We can ignore \$L_m\$ so long as the current through the motor is not changing much, because the voltage across an inductor proportional to the rate of change of current. No change in current means no voltage across the inductor.

If we are driving the motor with PWM, then the inductor serves to keep the current in the motor relatively constant. All we care about then, is really the average voltage of \$V_{drv}\$, which is just the supply voltage multiplied by the duty cycle.

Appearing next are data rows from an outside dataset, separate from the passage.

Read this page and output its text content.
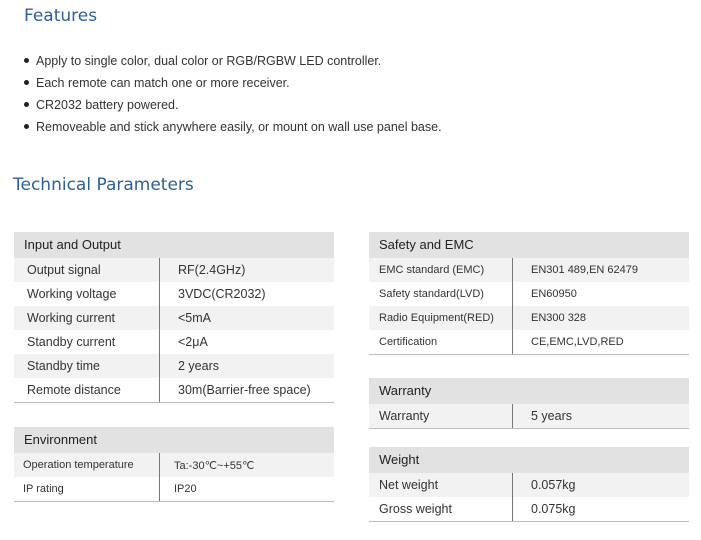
Features
Apply to single color, dual color or RGB/RGBW LED controller.
Each remote can match one or more receiver.
CR2032 battery powered.
Removeable and stick anywhere easily, or mount on wall use panel base.
Technical Parameters
Input and Output
Output signal	RF(2.4GHz)
Working voltage	3VDC(CR2032)
Working current	<5mA
Standby current	<2μA
Standby time	2 years
Remote distance	30m(Barrier-free space)
Environment
Operation temperature	Ta:-30℃~+55℃
IP rating	IP20
Safety and EMC
EMC standard (EMC)	EN301 489,EN 62479
Safety standard(LVD)	EN60950
Radio Equipment(RED)	EN300 328
Certification	CE,EMC,LVD,RED
Warranty
Warranty	5 years
Weight
Net weight	0.057kg
Gross weight	0.075kg
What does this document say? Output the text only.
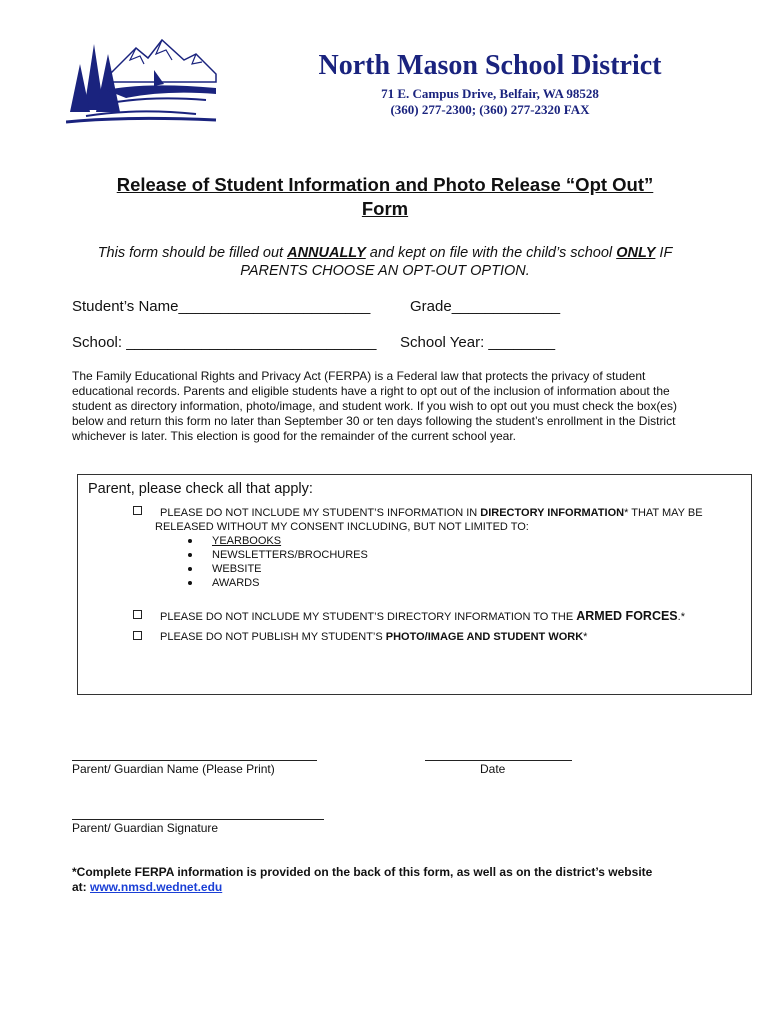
North Mason School District
71 E. Campus Drive, Belfair, WA 98528
(360) 277-2300; (360) 277-2320 FAX
Release of Student Information and Photo Release “Opt Out”
Form
This form should be filled out ANNUALLY and kept on file with the child’s school ONLY IF
PARENTS CHOOSE AN OPT-OUT OPTION.
Student’s Name_______________________	Grade_____________
School: ______________________________ School Year: ________
The Family Educational Rights and Privacy Act (FERPA) is a Federal law that protects the privacy of student educational records. Parents and eligible students have a right to opt out of the inclusion of information about the student as directory information, photo/image, and student work. If you wish to opt out you must check the box(es) below and return this form no later than September 30 or ten days following the student’s enrollment in the District whichever is later. This election is good for the remainder of the current school year.
Parent, please check all that apply:
PLEASE DO NOT INCLUDE MY STUDENT’S INFORMATION IN DIRECTORY INFORMATION* THAT MAY BE
RELEASED WITHOUT MY CONSENT INCLUDING, BUT NOT LIMITED TO:
YEARBOOKS
NEWSLETTERS/BROCHURES
WEBSITE
AWARDS
PLEASE DO NOT INCLUDE MY STUDENT’S DIRECTORY INFORMATION TO THE ARMED FORCES.*
PLEASE DO NOT PUBLISH MY STUDENT’S PHOTO/IMAGE AND STUDENT WORK*
Parent/ Guardian Name (Please Print)	Date
Parent/ Guardian Signature
*Complete FERPA information is provided on the back of this form, as well as on the district’s website
at: www.nmsd.wednet.edu
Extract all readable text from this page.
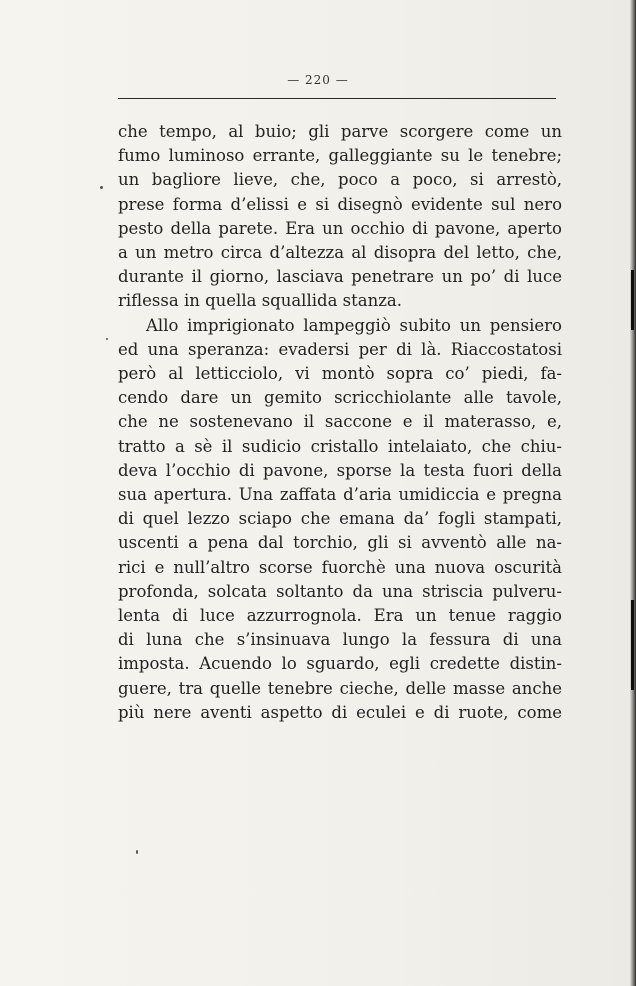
— 220 —
che tempo, al buio; gli parve scorgere come un
fumo luminoso errante, galleggiante su le tenebre;
un bagliore lieve, che, poco a poco, si arrestò,
prese forma d’elissi e si disegnò evidente sul nero
pesto della parete. Era un occhio di pavone, aperto
a un metro circa d’altezza al disopra del letto, che,
durante il giorno, lasciava penetrare un po’ di luce
riflessa in quella squallida stanza.
Allo imprigionato lampeggiò subito un pensiero
ed una speranza: evadersi per di là. Riaccostatosi
però al letticciolo, vi montò sopra co’ piedi, fa-
cendo dare un gemito scricchiolante alle tavole,
che ne sostenevano il saccone e il materasso, e,
tratto a sè il sudicio cristallo intelaiato, che chiu-
deva l’occhio di pavone, sporse la testa fuori della
sua apertura. Una zaffata d’aria umidiccia e pregna
di quel lezzo sciapo che emana da’ fogli stampati,
uscenti a pena dal torchio, gli si avventò alle na-
rici e null’altro scorse fuorchè una nuova oscurità
profonda, solcata soltanto da una striscia pulveru-
lenta di luce azzurrognola. Era un tenue raggio
di luna che s’insinuava lungo la fessura di una
imposta. Acuendo lo sguardo, egli credette distin-
guere, tra quelle tenebre cieche, delle masse anche
più nere aventi aspetto di eculei e di ruote, come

So, we have an effective voltage we are applying to the motor, which we are modeling as a resistor and a voltage source in series. We also know the current in the motor, and the current in the resistor of our model must be the same because it is a series circuit. We can use Ohm's law to calculate what the voltage across this resistor must be, and the difference between the voltage drop over the resistor and our applied voltage must be the back-EMF.

Example:

motor winding resistance \$ = R_m = 1.5\:\Omega\$
measured motor current \$= I = 2\:\mathrm A \$
supply voltage \$= V_{cc} = 24\:\mathrm V \$
duty cycle \$ = d = 80\% \$

Calculation:

24V at an 80% duty cycle is effectively applying 19.2V to the motor:

$$ \overline{V_{drv}} = dV_{cc} = 80\% \cdot 24\:\mathrm V = 19.2\:\mathrm V $$

The voltage drop over the winding resistance is found by Ohm's law, the product of the current and winding resistance:

$$ V_{R_m} = IR_m = 2\:\mathrm A \cdot 1.5\:\Omega = 3\:\mathrm V $$

The back-EMF is the effective driving voltage, less voltage across the winding resistance:

$$ V_m = \overline{V_{drv}} - V_{R_m} = 19.2\:\mathrm V - 3\:\mathrm V = 16.2\:\mathrm V $$

Putting it all together into one equation:

$$ V_m = dV_{cc} - R_m I $$